Designers and brands have taken notice of fashion bloggers for many different reasons. Bloggers’ drive and passion are transparent—the content on the blog must be updated regularly and of a particular quality in order to gather a loyal audience and bloggers do their best to upkeep this standard. Not only are most bloggers talented and stylish, but they are also easy targets for large brands who are usually used to working with more famous and more expensive models. When targeting a specific region or age group, fashion bloggers are the perfect choice. They can provide a natural, more relatable canvas for designers and more marketing for their brand as a blogger would probably share these projects with their readers. By seating these bloggers front row at shows, brands and designers are almost guaranteed live coverage on social networks and an article about the show published on the blog.
The concept of fashion blogging has had such an impact in the fashion industry because it has pushed boundaries in the industry, allowing virtually anybody to partake in it. For example, prodigal fashion blogger Tavi Gevinson of the Style Rookie took her claim to fame at the young age of thirteen, and after her blog went viral, she was invited to attend front row at fashion week and even met fashion queen herself, Anna Wintour. With an eclectic and vintage taste in fashion, Gevinson became the unofficial spokesperson for fashion fanatics everywhere and showed the industry that you didn’t have to be or look a certain way to be accepted.
Brands have also scouted fashion bloggers to become advocates and fresh faces of their brand. Bloggers from the U.S. such as Nicole Sereda of Running with Wedges and Rumi Neely of Fashion Toast, and Olivia Lopez of Lust for Life are all independent entrepreneurs who have worked with various brands to help publicize or wear their garments. Bloggers are the new fashion models that are more receptive to consumers because they present themselves in a more genuine and relatable manner.
Not only have people become their own businessperson, critic, and stylist through the Internet, but fashion design has flourished as well. The Internet is such a well-connected environment, designers have a new platform to promote their work.

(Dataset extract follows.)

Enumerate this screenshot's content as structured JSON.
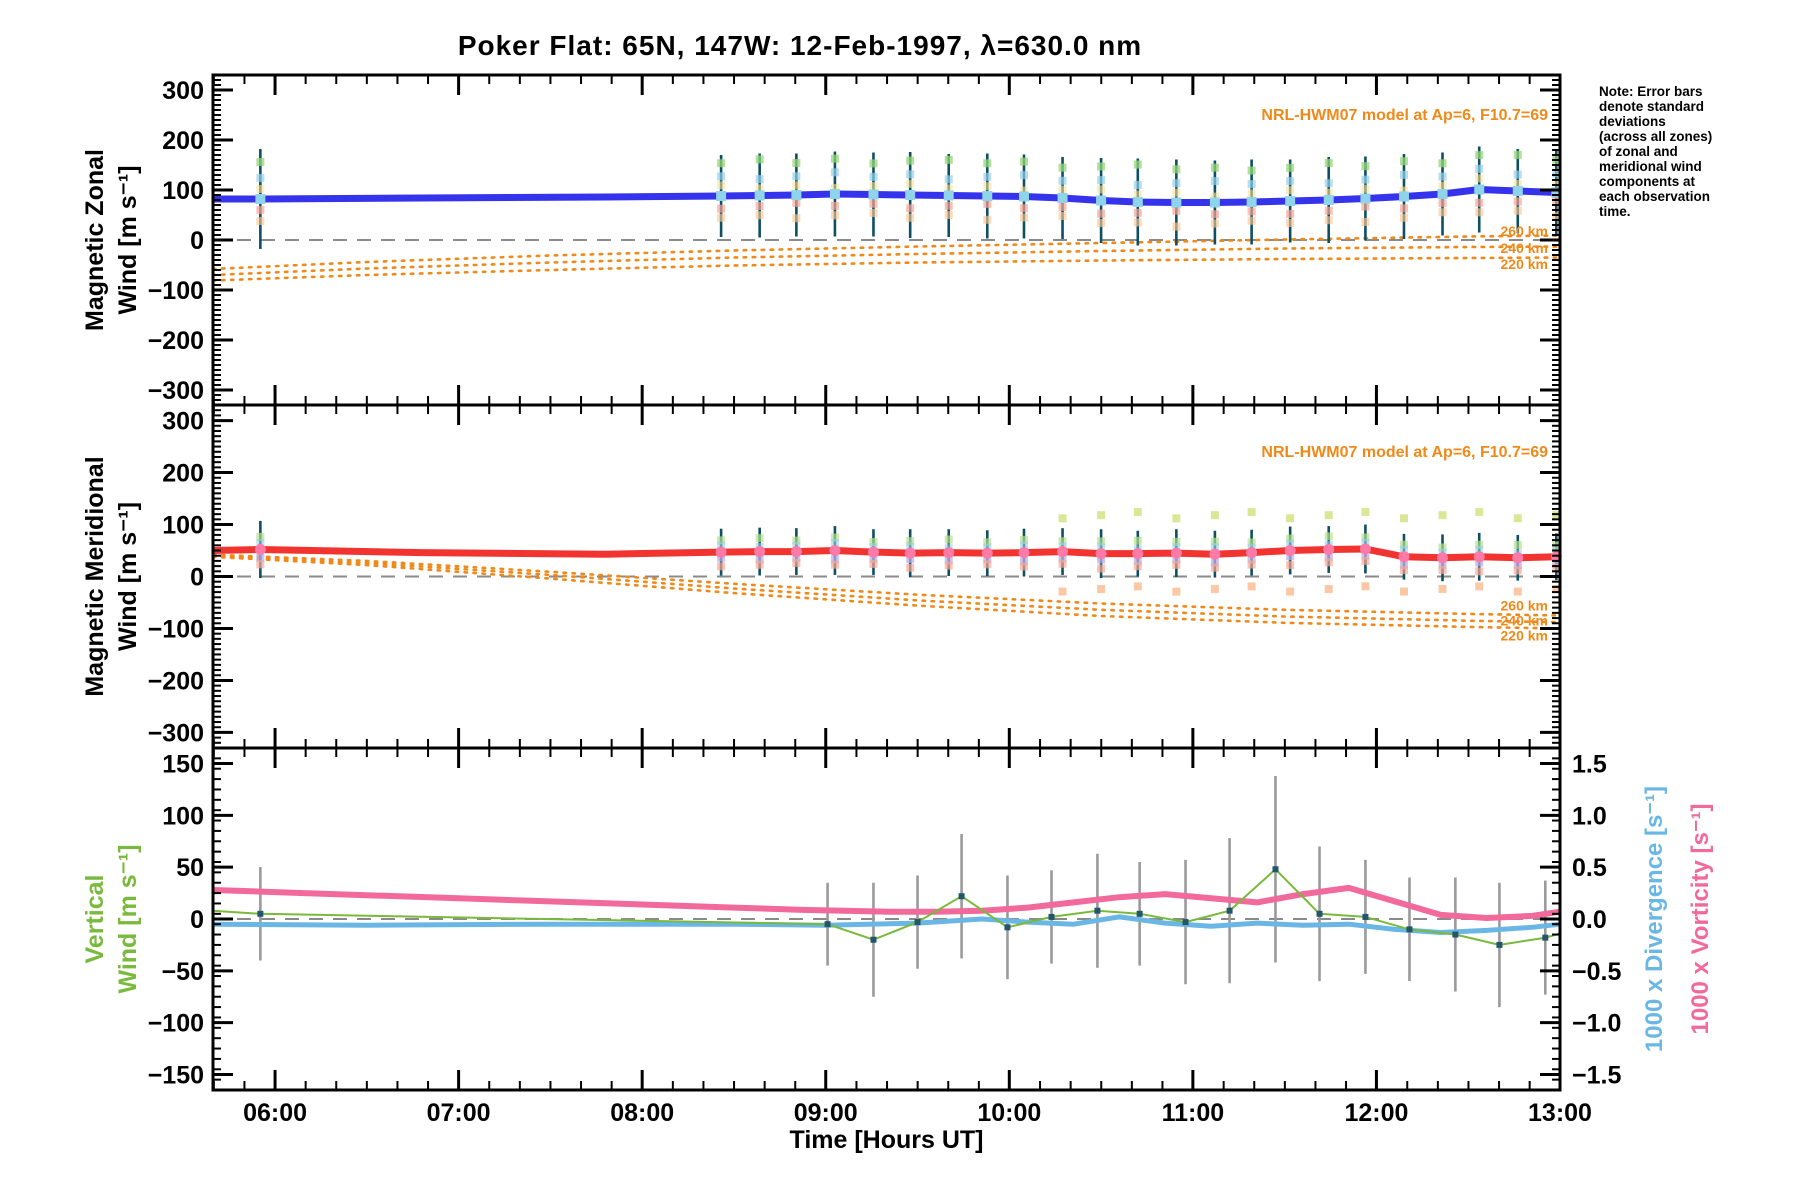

Besides being able to sell on your own online shop, designers can also pitch their works to bloggers and brands through these fashion websites. With some luck, their collections and designs can go viral with the help of fashion bloggers and all of their readers. Local Hong Kong fashion blogger and style icon Hilary Tsui created an extension of herself and her fashion with her own boutique, Liger. Not only are clothes from the store modeled on herself on her blog, but she has also created a more intimate connection with her readers who are also now her consumers at her store.
Blogging and the Internet has brought new life into the fashion industry by providing new ways for audiences to participate in the industry. This spark of creativity has allowed designers, creators, and fashion followers to create a new, dynamic relationship, where everybody gets to be part of the show. People are no longer spectators to fashion—they create, understand, and critique what they see, creating an experience that is completely new and versatile. Brands can now use influential bloggers and fashion personalities as representatives of their new collections, and people no longer have to brainlessly accept what designers feed them. They can voice their opinions and add to the ever-growing fashion industry, and it challenges the fashion world to become more innovative and timeless than ever before.